No poverty, zero hunger, quality education, good health and well-being, clean water and sanitation, responsible consumption and production.
These are only seven of the 17 Sustainable Development Goals set by the United Nations in 2015 “to transform the world and promote prosperity while protecting the planet.” It’s a heck of a challenge.
But it’s a challenge the organizers of Bukluran: The 1st Diliman International Food Science and Nutrition Symposium held from October 17–19 at Gusali 2 of the College of Home Economics (CHE) are taking on, with its theme of “Exploring the Food Science and Nutrition Nexus Towards Achieving the United Nations’ Sustainable Development Goals.”

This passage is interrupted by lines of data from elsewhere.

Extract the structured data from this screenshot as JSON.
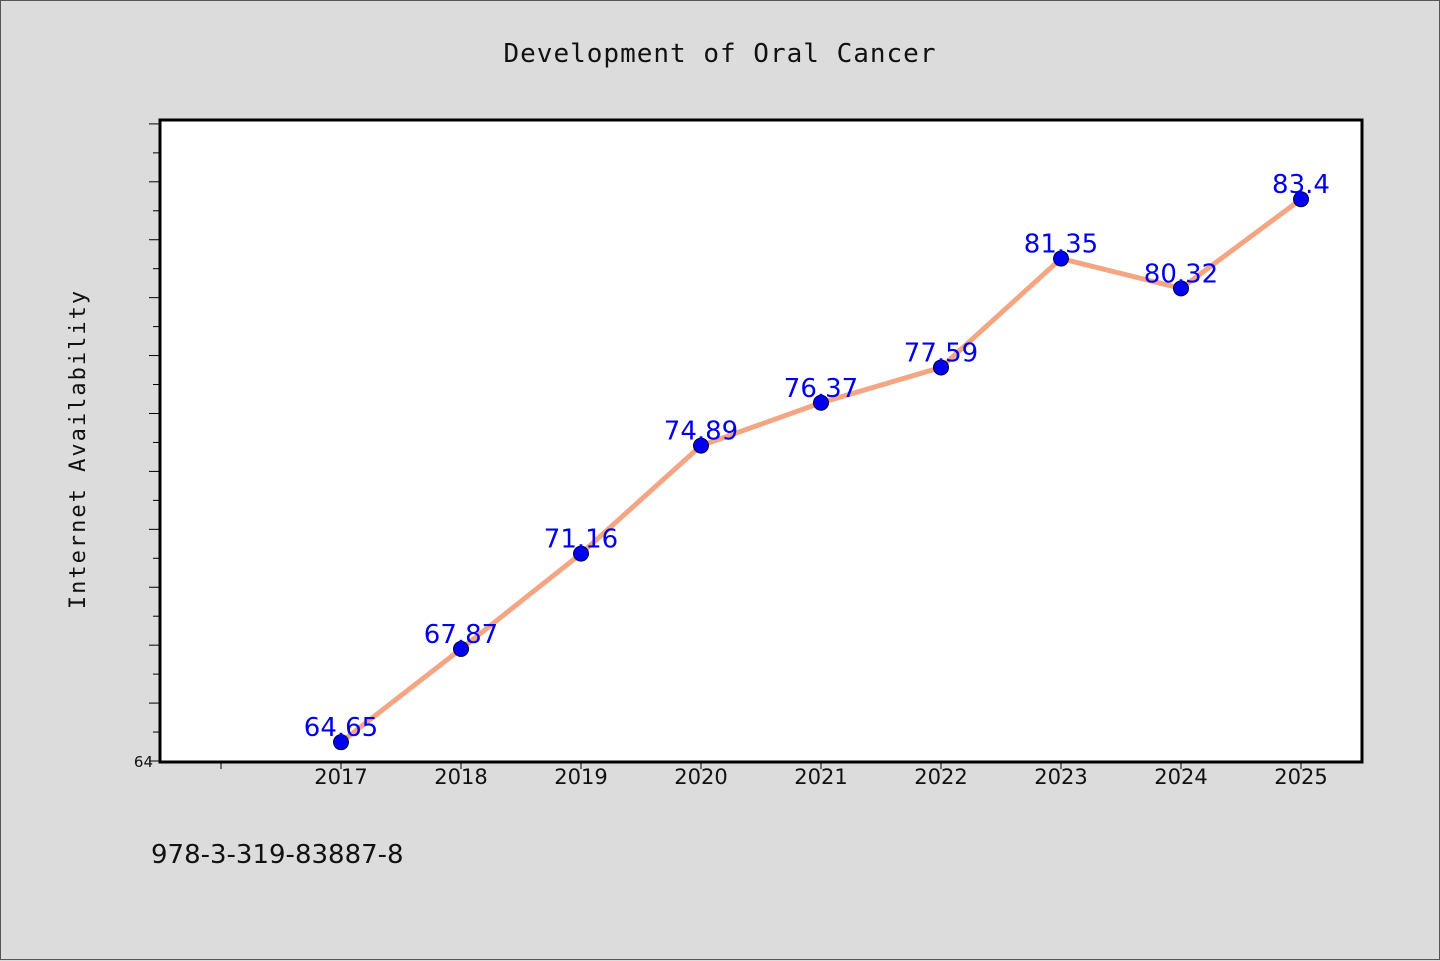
{
  "chart_data": {
    "type": "line",
    "title": "Development of Oral Cancer",
    "xlabel": "",
    "ylabel": "Internet Availability",
    "x": [
      "2017",
      "2018",
      "2019",
      "2020",
      "2021",
      "2022",
      "2023",
      "2024",
      "2025"
    ],
    "series": [
      {
        "values": [
          64.65,
          67.87,
          71.16,
          74.89,
          76.37,
          77.59,
          81.35,
          80.32,
          83.4
        ],
        "labels": [
          "64.65",
          "67.87",
          "71.16",
          "74.89",
          "76.37",
          "77.59",
          "81.35",
          "80.32",
          "83.4"
        ]
      }
    ],
    "ylim": [
      64,
      86.1
    ],
    "ytick_labels": [
      "64"
    ],
    "grid": false,
    "colors": {
      "line": "#f4a582",
      "marker": "#0000ee",
      "label": "#0000ee"
    }
  },
  "footnote": "978-3-319-83887-8"
}
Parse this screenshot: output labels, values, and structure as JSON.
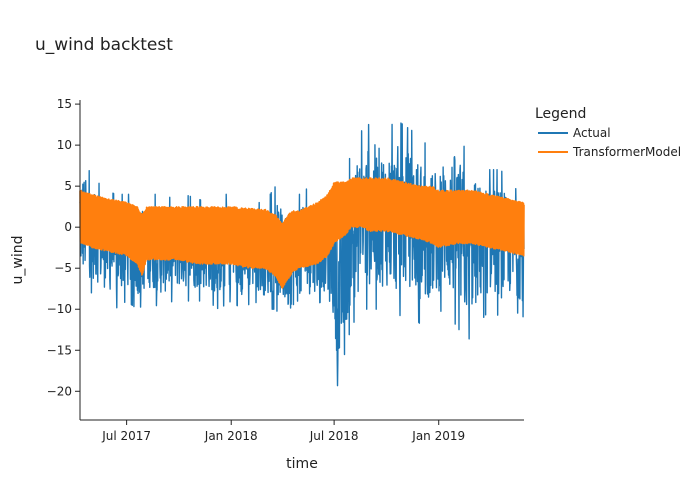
{
  "chart_data": {
    "type": "line",
    "title": "u_wind backtest",
    "xlabel": "time",
    "ylabel": "u_wind",
    "x_range": [
      "2017-04-10",
      "2019-05-31"
    ],
    "ylim": [
      -23.5,
      15.5
    ],
    "y_ticks": [
      15,
      10,
      5,
      0,
      -5,
      -10,
      -15,
      -20
    ],
    "y_tick_labels": [
      "15",
      "10",
      "5",
      "0",
      "−5",
      "−10",
      "−15",
      "−20"
    ],
    "x_ticks": [
      "2017-07-01",
      "2018-01-01",
      "2018-07-01",
      "2019-01-01"
    ],
    "x_tick_labels": [
      "Jul 2017",
      "Jan 2018",
      "Jul 2018",
      "Jan 2019"
    ],
    "grid": false,
    "legend": {
      "title": "Legend",
      "placement": "right"
    },
    "series": [
      {
        "name": "Actual",
        "color": "#1f77b4",
        "style": "oscillating band (min/max envelope)",
        "x": [
          "2017-04-10",
          "2017-04-20",
          "2017-05-01",
          "2017-05-20",
          "2017-06-10",
          "2017-07-01",
          "2017-07-20",
          "2017-08-10",
          "2017-09-01",
          "2017-09-20",
          "2017-10-10",
          "2017-11-01",
          "2017-11-20",
          "2017-12-10",
          "2018-01-01",
          "2018-01-20",
          "2018-02-10",
          "2018-03-01",
          "2018-03-20",
          "2018-04-10",
          "2018-05-01",
          "2018-05-20",
          "2018-06-10",
          "2018-06-25",
          "2018-07-01",
          "2018-07-10",
          "2018-07-20",
          "2018-08-01",
          "2018-08-20",
          "2018-09-10",
          "2018-10-01",
          "2018-10-20",
          "2018-11-10",
          "2018-12-01",
          "2018-12-20",
          "2019-01-10",
          "2019-02-01",
          "2019-02-20",
          "2019-03-10",
          "2019-04-01",
          "2019-04-20",
          "2019-05-10",
          "2019-05-31"
        ],
        "max": [
          10,
          8,
          6,
          5,
          4,
          4,
          4,
          4,
          4,
          3.5,
          4,
          3.5,
          3,
          4,
          4,
          4,
          3,
          3,
          5,
          3,
          4,
          5,
          4,
          7,
          5,
          4,
          7,
          9,
          12,
          13,
          12,
          13,
          12,
          11,
          9,
          11,
          12,
          9,
          8,
          7,
          7,
          5,
          4
        ],
        "min": [
          -8,
          -8,
          -8,
          -9,
          -10,
          -9,
          -10,
          -9,
          -10,
          -9,
          -9,
          -9,
          -9,
          -10,
          -9,
          -10,
          -9,
          -10,
          -10,
          -12,
          -11,
          -10,
          -9,
          -12,
          -14,
          -22,
          -15,
          -12,
          -10,
          -10,
          -10,
          -11,
          -10,
          -12,
          -11,
          -10,
          -12,
          -14,
          -12,
          -10,
          -11,
          -10,
          -11
        ]
      },
      {
        "name": "TransformerModel",
        "color": "#ff7f0e",
        "style": "oscillating band (min/max envelope)",
        "x": [
          "2017-04-10",
          "2017-05-01",
          "2017-06-01",
          "2017-07-01",
          "2017-07-20",
          "2017-07-28",
          "2017-08-05",
          "2017-09-01",
          "2017-10-01",
          "2017-11-01",
          "2017-12-01",
          "2018-01-01",
          "2018-02-01",
          "2018-03-01",
          "2018-03-20",
          "2018-04-01",
          "2018-04-10",
          "2018-04-20",
          "2018-05-01",
          "2018-06-01",
          "2018-06-20",
          "2018-07-01",
          "2018-07-20",
          "2018-08-01",
          "2018-08-20",
          "2018-09-01",
          "2018-10-01",
          "2018-11-01",
          "2018-12-01",
          "2018-12-20",
          "2019-01-01",
          "2019-02-01",
          "2019-03-01",
          "2019-04-01",
          "2019-05-01",
          "2019-05-31"
        ],
        "max": [
          4.5,
          4,
          3.5,
          3,
          2.5,
          1.5,
          2.5,
          2.5,
          2.5,
          2.5,
          2.5,
          2.5,
          2.3,
          2.2,
          1.5,
          0.5,
          1.5,
          2,
          2,
          3,
          4,
          5.5,
          5.5,
          6,
          6,
          6,
          6,
          5.5,
          5,
          5,
          4.5,
          4.5,
          4.5,
          4,
          3.5,
          3
        ],
        "min": [
          -2,
          -2.5,
          -3,
          -3.5,
          -4.5,
          -6,
          -4,
          -4,
          -4,
          -4.5,
          -4.5,
          -4.5,
          -5,
          -5,
          -6,
          -7.5,
          -6.5,
          -5.5,
          -5,
          -4.5,
          -3.5,
          -2,
          -1,
          0,
          0,
          -0.5,
          -0.5,
          -1,
          -1.5,
          -2,
          -2.5,
          -2,
          -2,
          -2.5,
          -3,
          -3.5
        ]
      }
    ]
  }
}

Gathering experts in the fields of food science and nutrition as well as in related fields in the natural and social sciences, each day of the conference began with two keynote lectures. Topics ranged from the development of a harmonized food safety training manual for the Philippine food industry, to investigations into the use of the banana leaf as material for food packaging, to the impact of ethical issues in food science research in nutrition and health.

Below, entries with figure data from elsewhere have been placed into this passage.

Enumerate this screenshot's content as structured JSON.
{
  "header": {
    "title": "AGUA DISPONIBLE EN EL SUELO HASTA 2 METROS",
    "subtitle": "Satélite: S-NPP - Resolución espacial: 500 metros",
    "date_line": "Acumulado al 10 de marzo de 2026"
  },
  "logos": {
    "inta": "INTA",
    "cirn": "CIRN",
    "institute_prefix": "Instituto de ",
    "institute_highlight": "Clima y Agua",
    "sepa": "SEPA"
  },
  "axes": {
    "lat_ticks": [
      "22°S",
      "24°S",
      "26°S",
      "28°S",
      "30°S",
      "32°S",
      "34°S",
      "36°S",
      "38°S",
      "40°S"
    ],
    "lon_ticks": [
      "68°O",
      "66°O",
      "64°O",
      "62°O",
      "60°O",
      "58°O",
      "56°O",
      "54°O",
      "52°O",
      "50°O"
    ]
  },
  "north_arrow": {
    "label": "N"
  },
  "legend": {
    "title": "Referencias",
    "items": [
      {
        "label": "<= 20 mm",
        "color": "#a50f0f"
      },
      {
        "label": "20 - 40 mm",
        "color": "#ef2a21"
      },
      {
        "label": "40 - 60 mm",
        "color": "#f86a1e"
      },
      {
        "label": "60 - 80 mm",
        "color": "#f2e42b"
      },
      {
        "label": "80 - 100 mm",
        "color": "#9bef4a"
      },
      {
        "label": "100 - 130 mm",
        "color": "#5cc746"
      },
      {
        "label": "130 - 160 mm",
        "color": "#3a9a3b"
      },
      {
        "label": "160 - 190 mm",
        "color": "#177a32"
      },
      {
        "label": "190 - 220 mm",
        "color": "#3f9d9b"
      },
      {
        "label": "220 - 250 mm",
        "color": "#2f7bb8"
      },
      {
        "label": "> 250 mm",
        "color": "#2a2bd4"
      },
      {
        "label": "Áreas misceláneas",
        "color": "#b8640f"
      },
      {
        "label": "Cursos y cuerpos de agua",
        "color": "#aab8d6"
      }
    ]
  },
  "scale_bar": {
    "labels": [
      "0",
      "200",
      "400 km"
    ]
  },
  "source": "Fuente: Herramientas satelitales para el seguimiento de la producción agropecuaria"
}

While some studies focused on more scientific subjects, such as the use of ultraviolet radiation in food sterilization (as opposed to the traditional high heat that degrades food quality), others delved into what and how Filipinos consumed food in the year 2017 and mapped out a list of potential problems to guide policy makers.

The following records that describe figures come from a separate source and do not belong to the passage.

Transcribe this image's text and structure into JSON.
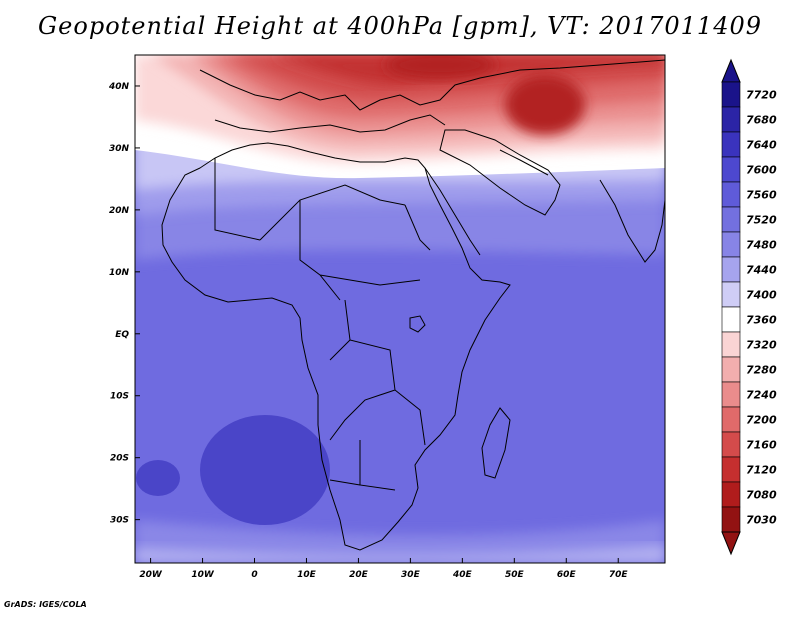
{
  "title": "Geopotential Height at 400hPa [gpm], VT: 2017011409",
  "credit": "GrADS: IGES/COLA",
  "map": {
    "variable": "Geopotential Height",
    "level": "400hPa",
    "units": "gpm",
    "valid_time": "2017011409",
    "lon_range": [
      -23,
      79
    ],
    "lat_range": [
      -37,
      45
    ],
    "x_ticks": [
      "20W",
      "10W",
      "0",
      "10E",
      "20E",
      "30E",
      "40E",
      "50E",
      "60E",
      "70E"
    ],
    "x_tick_values": [
      -20,
      -10,
      0,
      10,
      20,
      30,
      40,
      50,
      60,
      70
    ],
    "y_ticks": [
      "40N",
      "30N",
      "20N",
      "10N",
      "EQ",
      "10S",
      "20S",
      "30S"
    ],
    "y_tick_values": [
      40,
      30,
      20,
      10,
      0,
      -10,
      -20,
      -30
    ]
  },
  "colorbar": {
    "labels": [
      "7720",
      "7680",
      "7640",
      "7600",
      "7560",
      "7520",
      "7480",
      "7440",
      "7400",
      "7360",
      "7320",
      "7280",
      "7240",
      "7200",
      "7160",
      "7120",
      "7080",
      "7030"
    ],
    "colors": [
      "#1a138a",
      "#2b24a6",
      "#3a33bd",
      "#4d48cf",
      "#5f5bd9",
      "#7370df",
      "#8784e6",
      "#a6a4ee",
      "#cfcdf6",
      "#ffffff",
      "#fad4d4",
      "#f2aeae",
      "#ea8c8c",
      "#e06a6a",
      "#d44b4b",
      "#c52f2f",
      "#b01c1c",
      "#921212"
    ]
  }
}
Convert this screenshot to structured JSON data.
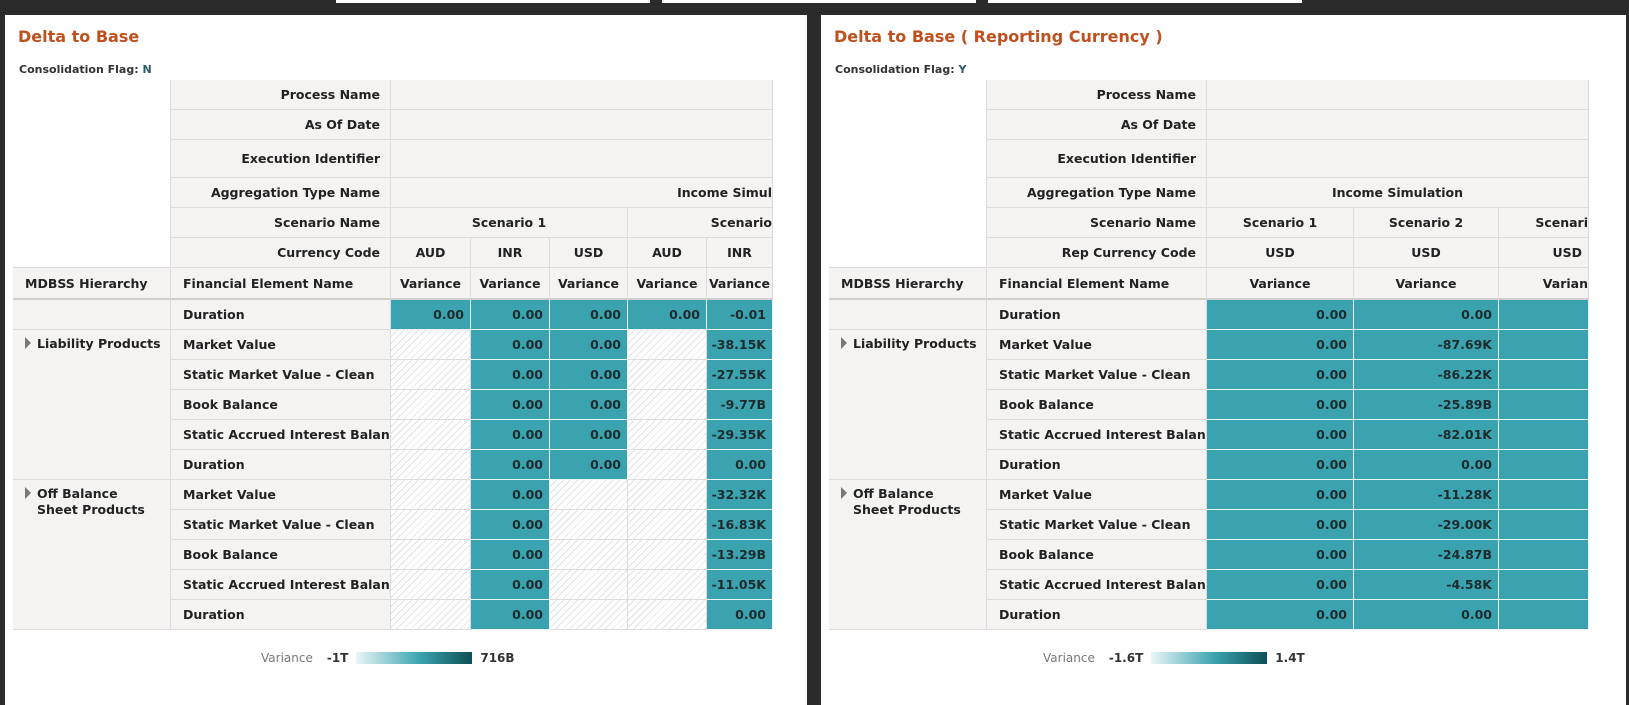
{
  "panels": [
    {
      "title": "Delta to Base",
      "flag_label": "Consolidation Flag:",
      "flag_value": "N",
      "header_labels": [
        "Process Name",
        "As Of Date",
        "Execution Identifier",
        "Aggregation Type Name",
        "Scenario Name",
        "Currency Code"
      ],
      "aggregation_value": "Income Simul",
      "scenarios": [
        "Scenario 1",
        "Scenario"
      ],
      "currencies": [
        "AUD",
        "INR",
        "USD",
        "AUD",
        "INR"
      ],
      "col_headers": {
        "hierarchy": "MDBSS Hierarchy",
        "element": "Financial Element Name",
        "measures": [
          "Variance",
          "Variance",
          "Variance",
          "Variance",
          "Variance"
        ]
      },
      "groups": [
        {
          "name": "",
          "rows": [
            {
              "element": "Duration",
              "values": [
                "0.00",
                "0.00",
                "0.00",
                "0.00",
                "-0.01"
              ]
            }
          ]
        },
        {
          "name": "Liability Products",
          "rows": [
            {
              "element": "Market Value",
              "values": [
                null,
                "0.00",
                "0.00",
                null,
                "-38.15K"
              ]
            },
            {
              "element": "Static Market Value - Clean",
              "values": [
                null,
                "0.00",
                "0.00",
                null,
                "-27.55K"
              ]
            },
            {
              "element": "Book Balance",
              "values": [
                null,
                "0.00",
                "0.00",
                null,
                "-9.77B"
              ]
            },
            {
              "element": "Static Accrued Interest Balance",
              "values": [
                null,
                "0.00",
                "0.00",
                null,
                "-29.35K"
              ]
            },
            {
              "element": "Duration",
              "values": [
                null,
                "0.00",
                "0.00",
                null,
                "0.00"
              ]
            }
          ]
        },
        {
          "name": "Off Balance Sheet Products",
          "rows": [
            {
              "element": "Market Value",
              "values": [
                null,
                "0.00",
                null,
                null,
                "-32.32K"
              ]
            },
            {
              "element": "Static Market Value - Clean",
              "values": [
                null,
                "0.00",
                null,
                null,
                "-16.83K"
              ]
            },
            {
              "element": "Book Balance",
              "values": [
                null,
                "0.00",
                null,
                null,
                "-13.29B"
              ]
            },
            {
              "element": "Static Accrued Interest Balance",
              "values": [
                null,
                "0.00",
                null,
                null,
                "-11.05K"
              ]
            },
            {
              "element": "Duration",
              "values": [
                null,
                "0.00",
                null,
                null,
                "0.00"
              ]
            }
          ]
        }
      ],
      "legend": {
        "label": "Variance",
        "min": "-1T",
        "max": "716B"
      }
    },
    {
      "title": "Delta to Base ( Reporting Currency )",
      "flag_label": "Consolidation Flag:",
      "flag_value": "Y",
      "header_labels": [
        "Process Name",
        "As Of Date",
        "Execution Identifier",
        "Aggregation Type Name",
        "Scenario Name",
        "Rep Currency Code"
      ],
      "aggregation_value": "Income Simulation",
      "scenarios": [
        "Scenario 1",
        "Scenario 2",
        "Scenari"
      ],
      "currencies": [
        "USD",
        "USD",
        "USD"
      ],
      "col_headers": {
        "hierarchy": "MDBSS Hierarchy",
        "element": "Financial Element Name",
        "measures": [
          "Variance",
          "Variance",
          "Varian"
        ]
      },
      "groups": [
        {
          "name": "",
          "rows": [
            {
              "element": "Duration",
              "values": [
                "0.00",
                "0.00",
                ""
              ]
            }
          ]
        },
        {
          "name": "Liability Products",
          "rows": [
            {
              "element": "Market Value",
              "values": [
                "0.00",
                "-87.69K",
                ""
              ]
            },
            {
              "element": "Static Market Value - Clean",
              "values": [
                "0.00",
                "-86.22K",
                ""
              ]
            },
            {
              "element": "Book Balance",
              "values": [
                "0.00",
                "-25.89B",
                ""
              ]
            },
            {
              "element": "Static Accrued Interest Balance",
              "values": [
                "0.00",
                "-82.01K",
                ""
              ]
            },
            {
              "element": "Duration",
              "values": [
                "0.00",
                "0.00",
                ""
              ]
            }
          ]
        },
        {
          "name": "Off Balance Sheet Products",
          "rows": [
            {
              "element": "Market Value",
              "values": [
                "0.00",
                "-11.28K",
                ""
              ]
            },
            {
              "element": "Static Market Value - Clean",
              "values": [
                "0.00",
                "-29.00K",
                ""
              ]
            },
            {
              "element": "Book Balance",
              "values": [
                "0.00",
                "-24.87B",
                ""
              ]
            },
            {
              "element": "Static Accrued Interest Balance",
              "values": [
                "0.00",
                "-4.58K",
                ""
              ]
            },
            {
              "element": "Duration",
              "values": [
                "0.00",
                "0.00",
                ""
              ]
            }
          ]
        }
      ],
      "legend": {
        "label": "Variance",
        "min": "-1.6T",
        "max": "1.4T"
      }
    }
  ],
  "colors": {
    "title": "#c0501e",
    "cell_fill": "#3ba3b0",
    "legend_low": "#eaf6f7",
    "legend_high": "#0d4f54"
  }
}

“Bukluran” means “convergence” in Filipino, and according to co-convenor Dr. Alonzo A. Gabriel, chairperson of the CHE’s Department of Food Science and Nutrition (DFSN), choosing the symposium theme was easy.
“…the CHE has already identified, research, community extension and advocacy thrusts that we will emphasize. The UN Sustainable Development Goals are a perfect fit for all subdisciplines of Home Economics,” according to co-convenor
At the same time a research poster exhibition was held in another part of the building featuring smaller researches from other institutions.
Keynote speakers were Food and Nutrition Security Monitoring Systems Specialist Demetria C. Bongga, DFSN professor Ma. Patricia V. Azanza, PhD; Emily Yates-Doerr, PhD and Anita P. Hardon, PhD from the University of Amsterdam; University of Southeastern Philippines Extension Division Director Mervin G. Gascon; and Distinguished Professor Carlito B. Lebrilla, PhD of the University of California Davis Department of Chemistry and Department of Biochemistry and Molecular Medicine.
Bukluran marks the first time the DFSN has organized a college-wide academic conference and was done in cooperation with the UP Diliman Office of the Chancellor through the Office for Initiatives in Culture and the Arts, the Office of the Vice Chancellor for Research and Development, the UP-Diliman Office of International Linkages and the Department of Science and Technology.
It is also part of the very first UP Diliman Science, Technology and Society Month with the theme “Bodies, Science and Philippine Society.”